“We have a common problem,” she said, perching on a tree limb that protruded slightly from the wall, bringing her to my eye level. “The Svarestri are after you; it’s the only explanation. Steen works for them, and it was his dragons who came for you—”
“Steen?” Ray asked sharply.
“Lord Steen of Vitharr. One of the Dragonlords of the Northern marches. I don’t know any reason he would want you for himself, and anyway, he’s their errand boy. Although whether he planned to kill you or take you, I couldn’t say—”
“Take her where?” Ray asked.
“The Svarestri have been using Steen’s thugs to kidnap our people. Not many, and not often, but when they come for someone, they come in force, like they did today. And they get what they want. They took our king that way.”
She fluttered up again, flying in a little circle in the air, which reminded me of a human pacing in agitation. And began speaking a mile a minute, to the point that it was hard to understand her. But I didn’t ask her to slow down; I was fairly sure she couldn’t.
“They knew that a lot of our people had fled the war, going into Earth through illegal portals and setting up colonies there. And that Kaliphranges had contacts among them. They wanted him to find a book of spells, for which they would guarantee him his life and that of his remaining people. But the Pythia was looking for it, too, and she obtained it first and burnt it, as it was supremely dangerous. It contained a spell that could drop the barrier between worlds and allow the gods to return and—anyway, she destroyed it.
“This was some time ago, a few months for her and a few years for us. He managed to fob Steen off for a while, citing the strangeness of Earth and the difficulty of working there. But when the Svarestri heard rumors that the book had been destroyed, and he couldn’t produce it . . . they took him.
“And that’s a problem for me,” she added, whirling on me suddenly. “For all of us! If they had just killed him, it would have been bad, but nothing we couldn’t come back from. But instead, they took him, and he knows it all—where our cities are hidden, how many of us there are, the routes we take when threatened, our favorite hiding places, spells and incantations to get through our wards—it just goes on and on!
“I need to find him—quickly. I know him; he’ll hold out for a while, but he’ll break sooner or later. Anyone would! I need him back or I need him dead, but I don’t know where he is—”
“You didn’t follow him?” Ray demanded. “He was your king!”
“Yes, of course we did,” she said, shooting him a look. “All the way to the warded area around their base, where one of my guards almost had his wings burnt off! But he’s not there anymore—”
“They took him somewhere else?”
“No, they took it somewhere else. The base is like this one, it moves around—”
“It moves? Is everybody flying about Faerie in dust storms these days?”
Her wings fluttered agitatedly. “It moves through a network of portals that Aeslinn established years ago, and will you shut up?”
Ray wisely shut up.
“I have people searching for it,” the queen told me. “It’s elusive, but we’ll catch up to it again; we always do. But even if we find it, we can’t get in there. We’ve tried everything, but the defenses are formidable, and anyway, whenever we attack, it just takes off again!
“I’ve been trying to act normal, to keep my people from finding out how much trouble we’re in, but it won’t matter when the Svarestri show up in force. They don’t trust us, and think us as little more than vermin. They won’t even offer us a chance to ally with them to save our lives; they’ll just kill us and I’m queen, I’m supposed to prevent that, but no matter what I try—”

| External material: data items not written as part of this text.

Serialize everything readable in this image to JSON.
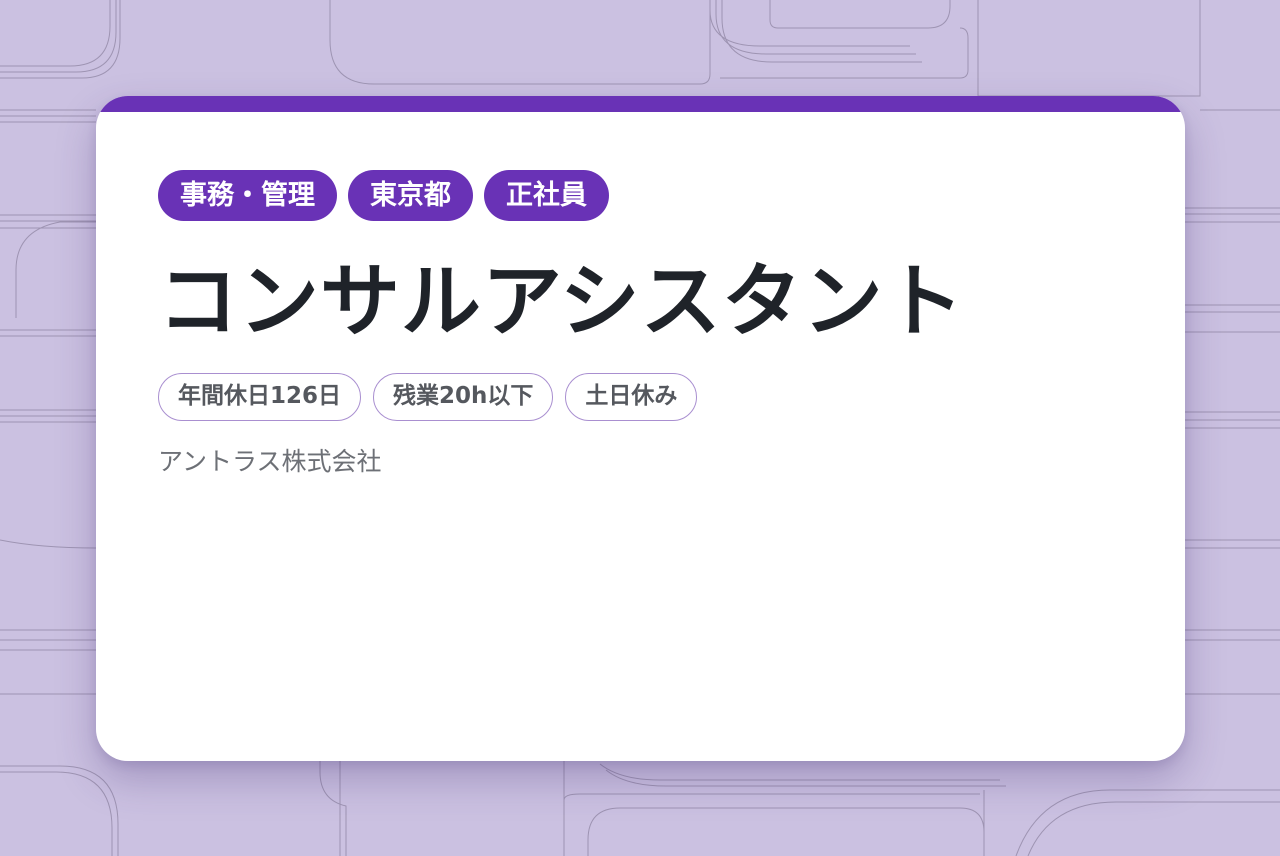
{
  "job": {
    "category_tags": [
      "事務・管理",
      "東京都",
      "正社員"
    ],
    "title": "コンサルアシスタント",
    "feature_tags": [
      "年間休日126日",
      "残業20h以下",
      "土日休み"
    ],
    "company": "アントラス株式会社"
  },
  "colors": {
    "background": "#cbc1e1",
    "accent": "#6932b6",
    "title_text": "#1f2329",
    "muted_text": "#6d7076",
    "tag_border": "#a98fd0"
  }
}
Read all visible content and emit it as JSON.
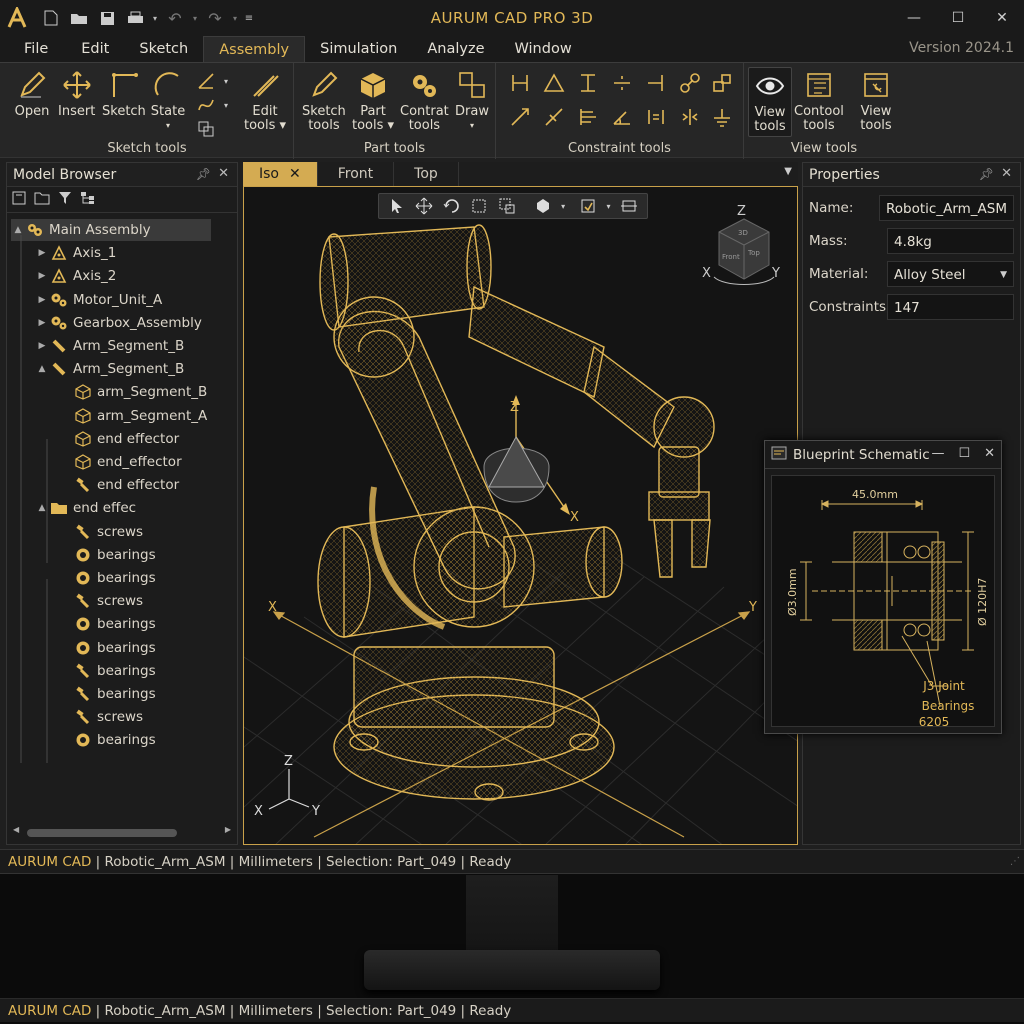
{
  "titlebar": {
    "title": "AURUM CAD PRO 3D",
    "logo_icon": "aurum-logo-icon"
  },
  "menubar": {
    "items": [
      "File",
      "Edit",
      "Sketch",
      "Assembly",
      "Simulation",
      "Analyze",
      "Window"
    ],
    "active": "Assembly",
    "version": "Version 2024.1"
  },
  "ribbon": {
    "groups": [
      {
        "label": "Sketch tools",
        "buttons": [
          {
            "label": "Open",
            "icon": "pencil-icon"
          },
          {
            "label": "Insert",
            "icon": "move-arrows-icon"
          },
          {
            "label": "Sketch",
            "icon": "corner-line-icon"
          },
          {
            "label": "State",
            "icon": "arc-icon",
            "sub": "▾"
          }
        ]
      },
      {
        "label": "",
        "buttons": [
          {
            "label": "Edit",
            "label2": "tools ▾",
            "icon": "ruler-pen-icon"
          }
        ]
      },
      {
        "label": "Part tools",
        "buttons": [
          {
            "label": "Sketch",
            "label2": "tools",
            "icon": "sketch-pencil-icon"
          },
          {
            "label": "Part",
            "label2": "tools ▾",
            "icon": "cube-icon"
          },
          {
            "label": "Contrat",
            "label2": "tools",
            "icon": "gears-icon"
          },
          {
            "label": "Draw",
            "label2": "▾",
            "icon": "draw-boxes-icon"
          }
        ]
      },
      {
        "label": "Constraint tools",
        "buttons": []
      },
      {
        "label": "View tools",
        "buttons": [
          {
            "label": "View",
            "label2": "tools",
            "icon": "eye-icon"
          },
          {
            "label": "Contool",
            "label2": "tools",
            "icon": "window-grid-icon"
          },
          {
            "label": "View",
            "label2": "tools",
            "icon": "window-tools-icon"
          }
        ]
      }
    ]
  },
  "model_browser": {
    "title": "Model Browser",
    "items": [
      {
        "label": "Main Assembly",
        "icon": "assembly-icon",
        "level": 0,
        "expand": "▲",
        "selected": true
      },
      {
        "label": "Axis_1",
        "icon": "axis-icon",
        "level": 1,
        "expand": "▶"
      },
      {
        "label": "Axis_2",
        "icon": "axis-icon",
        "level": 1,
        "expand": "▶"
      },
      {
        "label": "Motor_Unit_A",
        "icon": "gears-icon",
        "level": 1,
        "expand": "▶"
      },
      {
        "label": "Gearbox_Assembly",
        "icon": "gears-icon",
        "level": 1,
        "expand": "▶"
      },
      {
        "label": "Arm_Segment_B",
        "icon": "arm-icon",
        "level": 1,
        "expand": "▶"
      },
      {
        "label": "Arm_Segment_B",
        "icon": "arm-icon",
        "level": 1,
        "expand": "▲"
      },
      {
        "label": "arm_Segment_B",
        "icon": "cube-outline-icon",
        "level": 2,
        "expand": ""
      },
      {
        "label": "arm_Segment_A",
        "icon": "cube-outline-icon",
        "level": 2,
        "expand": ""
      },
      {
        "label": "end effector",
        "icon": "cube-outline-icon",
        "level": 2,
        "expand": ""
      },
      {
        "label": "end_effector",
        "icon": "cube-outline-icon",
        "level": 2,
        "expand": ""
      },
      {
        "label": "end effector",
        "icon": "screw-icon",
        "level": 2,
        "expand": ""
      },
      {
        "label": "end effec",
        "icon": "folder-icon",
        "level": 1,
        "expand": "▲"
      },
      {
        "label": "screws",
        "icon": "screw-icon",
        "level": 2,
        "expand": ""
      },
      {
        "label": "bearings",
        "icon": "bearing-icon",
        "level": 2,
        "expand": ""
      },
      {
        "label": "bearings",
        "icon": "bearing-icon",
        "level": 2,
        "expand": ""
      },
      {
        "label": "screws",
        "icon": "screw-icon",
        "level": 2,
        "expand": ""
      },
      {
        "label": "bearings",
        "icon": "bearing-icon",
        "level": 2,
        "expand": ""
      },
      {
        "label": "bearings",
        "icon": "bearing-icon",
        "level": 2,
        "expand": ""
      },
      {
        "label": "bearings",
        "icon": "screw-icon",
        "level": 2,
        "expand": ""
      },
      {
        "label": "bearings",
        "icon": "screw-icon",
        "level": 2,
        "expand": ""
      },
      {
        "label": "screws",
        "icon": "screw-icon",
        "level": 2,
        "expand": ""
      },
      {
        "label": "bearings",
        "icon": "bearing-icon",
        "level": 2,
        "expand": ""
      }
    ]
  },
  "viewport": {
    "tabs": [
      "Iso",
      "Front",
      "Top"
    ],
    "active_tab": "Iso",
    "view_cube": {
      "z": "Z",
      "x": "X",
      "y": "Y",
      "face1": "Front",
      "face2": "Top",
      "face3": "3D"
    },
    "gizmo": {
      "z": "Z",
      "x": "X"
    },
    "floor_axes": {
      "x": "X",
      "y": "Y"
    },
    "corner_axes": {
      "z": "Z",
      "x": "X",
      "y": "Y"
    }
  },
  "properties": {
    "title": "Properties",
    "rows": [
      {
        "label": "Name:",
        "value": "Robotic_Arm_ASM"
      },
      {
        "label": "Mass:",
        "value": "4.8kg"
      },
      {
        "label": "Material:",
        "value": "Alloy Steel"
      },
      {
        "label": "Constraints:",
        "value": "147"
      }
    ]
  },
  "blueprint": {
    "title": "Blueprint Schematic",
    "dim_top": "45.0mm",
    "dim_left": "Ø3.0mm",
    "dim_right": "Ø 120H7",
    "callout1": "J3 Joint",
    "callout2": "Bearings",
    "callout3": "6205"
  },
  "status": {
    "brand": "AURUM CAD",
    "text": " | Robotic_Arm_ASM | Millimeters | Selection: Part_049 | Ready"
  },
  "colors": {
    "accent": "#e2b857",
    "panel": "#1c1c1c",
    "viewport": "#141414"
  }
}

She suddenly grasped a bit of my arm, and she must have been right about her magic, because she wasn’t burned. Even odder, I could almost feel the touch, as if on my actual skin. She was powerful, this one.
“But you,” she said, staring at me. “You’re different. You can disguise yourself as one of their dragon allies and fly right in there. You can kill him for me—”
“What?” I asked, trying to keep up with the rapid-fire flood of information.
“—or rescue him, if possible. But kill will suffice, just so long as he doesn’t talk—”
“And why the hell would she do that?” Ray demanded. “If the goddamned Svarestri are after her, we need to get her out of here! Not head straight into their hands!”
“That does seem like a better plan,” I pointed out.
But the queen suddenly stilled, settling onto the tree limb again with her small wings folding up calmly against her back. And, immediately, I knew why. I had seen father gain this same stillness many times, when the social niceties were out of the way and it was finally time to negotiate.
“Yes, that was what your father thought,” she said idly. “That it was best to get you away. But I decided to try to persuade you—or bribe you; I’m not above that.”
“Ha!” Ray said. “There’s not enough money in the world to make us take on those things again. We’re lucky we survived the last time!”
“Just as well I’m not offering money, then, isn’t it?” she said to him, although her eyes never left me.
“What are you offering?” I asked, only to have Ray get up and head for the door.